Tabiat ve tabiatın en önemli unsuru olan “dağ” halk edebiyatının ve halk şairlerinin önemli mekânlarından biridir. Halk şiirinde dağ, tabiat bütünü içinde oldukça geniş yer tutan gerçek, yaşamsal bir parçadır, dolgu bir mekân değildir. Bu çalışmada, halk şiirinin önemli bir temsilcisi olan, aşk ve tabiat şairi diye tanımlanan Karacaoğlan’ın beş yüz şiirinden yola çıkılmıştır. Onun söylediği şiirlerde Türkmenlerin sosyo-kültürel yapılarının yol açtığı zaman ve mekânla süslenmiş olan hayatları vardır. Karacaoğlan’ın yetiştiği ve gezdiği yerlerin adları (iller, köyler, dağlar, yaylalar, beller, ovalar, göller, pınarlar), kullandığı dil (tasvirler, benzetmeler, mahalli kullanımlar) ve Türkmenlere ait gelenek görenek, giyim kuşam unsurları, konar göçer kültürü, sosyal ve tarihi olaylar, Karacaoğlan’ın hem tabiî hem de düzenlenmiş çevresine kısaca yaşam alanına ışık tutar niteliktedir. Karacaoğlan şiirinin genel tabiatı içinde “dağ” tabiatın oldukça önemli bir elemanı olarak karşımıza çıkmaktadır. Karacaoğlan’ın şiirlerinde “dağ” hem kendi gerçekliğinde var olan tabiatın bir parçası “dağ” hem de Karacaoğlan’ın söylemek istediklerini söyleyebilmek için kurgulanmış bir “dağ”dır. Karacaoğlan genel anlamda tabiatı, özel ve dar anlamda “dağ”ı her zaman insanla olan ilişkisi bağlamında ele almıştır. Çalışmamızda “dağ” imgeli şiirlerin Karacaoğlan’ın iç dünyasını, içsel-düşünsel yaşam kavrayışını, karakterini, heyecanını bize nasıl anlattığı üzerinde durulmuş; Karacaoğlan’ın nesneleri sergileyişi, dağ algısı ile yoğunlaştırılmış duyguları dile getirişi ele alınmış, mek?nsal bir olgu ve algı olan “dağ”ın insanla olan ilişkisi ortaya çıkarılmıştır.

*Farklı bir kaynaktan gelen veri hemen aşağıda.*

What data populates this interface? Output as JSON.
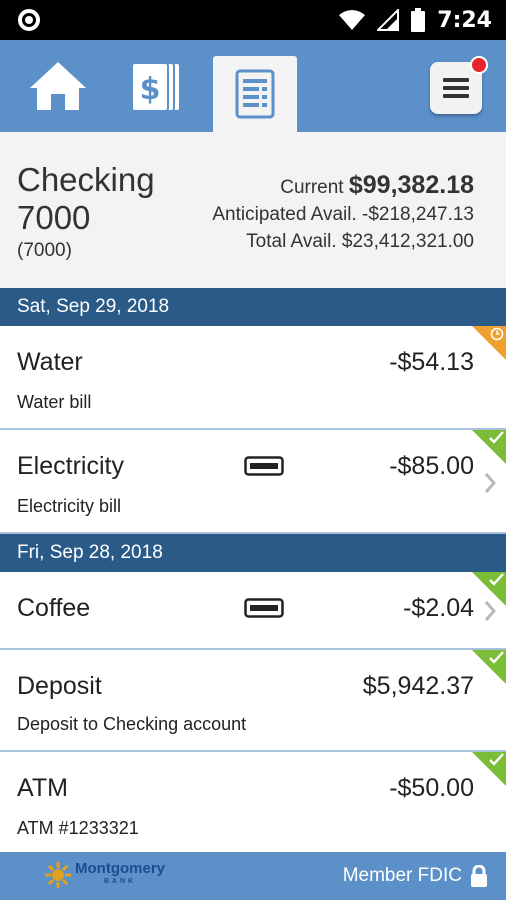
{
  "status_bar": {
    "time": "7:24"
  },
  "nav": {
    "tabs": [
      {
        "name": "home",
        "icon": "home-icon"
      },
      {
        "name": "accounts",
        "icon": "dollar-card-icon"
      },
      {
        "name": "register",
        "icon": "register-list-icon",
        "active": true
      }
    ],
    "menu_icon": "hamburger-menu-icon",
    "menu_badge_color": "#e8242c"
  },
  "account": {
    "name": "Checking 7000",
    "number": "(7000)",
    "current_label": "Current",
    "current_amount": "$99,382.18",
    "anticipated": "Anticipated Avail. -$218,247.13",
    "total": "Total Avail. $23,412,321.00"
  },
  "groups": [
    {
      "date": "Sat, Sep 29, 2018",
      "transactions": [
        {
          "title": "Water",
          "desc": "Water bill",
          "amount": "-$54.13",
          "status": "pending",
          "card": false,
          "chevron": false
        },
        {
          "title": "Electricity",
          "desc": "Electricity bill",
          "amount": "-$85.00",
          "status": "cleared",
          "card": true,
          "chevron": true
        }
      ]
    },
    {
      "date": "Fri, Sep 28, 2018",
      "transactions": [
        {
          "title": "Coffee",
          "desc": "",
          "amount": "-$2.04",
          "status": "cleared",
          "card": true,
          "chevron": true
        },
        {
          "title": "Deposit",
          "desc": "Deposit to Checking account",
          "amount": "$5,942.37",
          "status": "cleared",
          "card": false,
          "chevron": false
        },
        {
          "title": "ATM",
          "desc": "ATM #1233321",
          "amount": "-$50.00",
          "status": "cleared",
          "card": false,
          "chevron": false
        }
      ]
    }
  ],
  "footer": {
    "logo_name": "Montgomery",
    "logo_sub": "BANK",
    "member_text": "Member FDIC",
    "lock_icon": "lock-icon"
  },
  "colors": {
    "nav_blue": "#5b90c9",
    "date_header": "#2a5b88",
    "cleared": "#7cbd38",
    "pending": "#f0a030"
  }
}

Nature and “Mountains”, which are the most important elements of the nature, are important settings of the folk literature and folk poetry. Mountains in the folk poetry are a real vital part of the nature; they are not fictional settings. In the present study, five hundred poems of Karacaoğlan, who is one of the important representatives of the folk poetry and defined as the poet of love and nature, were taken into consideration. In the poetry he composed, the lives of the Turkomans which were decorated with time and place depending on their socio-cultural structures are depicted. The names of the places Karacaoğlan was brought up and visited (provinces, villages, mountains, plateaus, mountain passes, plains, lakes, springs), the language he used (descriptions, methaphores, local uses), and the traditions, customs and clothing of the Turkomans, their nomadic culture, social and historical events shed light on Karacaoğlan’s both natural and arranged environment, shortly, his living space. We see within the general nature of Karacaoğlan’s poetry that “Mountains “are very important elements of the nature. “Mountains” in Karacaoglan’s poetry characterize both a “mountain” as a part of the nature and a “mountain” depicted by him to tell what he wanted to tell. Karacaoğlan always used the nature in general sense and a “mountain” in a special and narrow sense in the context of its relationship with people. The present study emphasized how Karacaoglan told us his inner world, internal-intellectual life concept, character and excitement, discussed how Karacaoglan presented the objects, expressed his feelings by using his perception of mountains and revealed the relationship of “a mountain”, which is a spatial phenomenon and perception, with a human .
By subscribing to E-Newsletter, you can get the latest news to your e-mail.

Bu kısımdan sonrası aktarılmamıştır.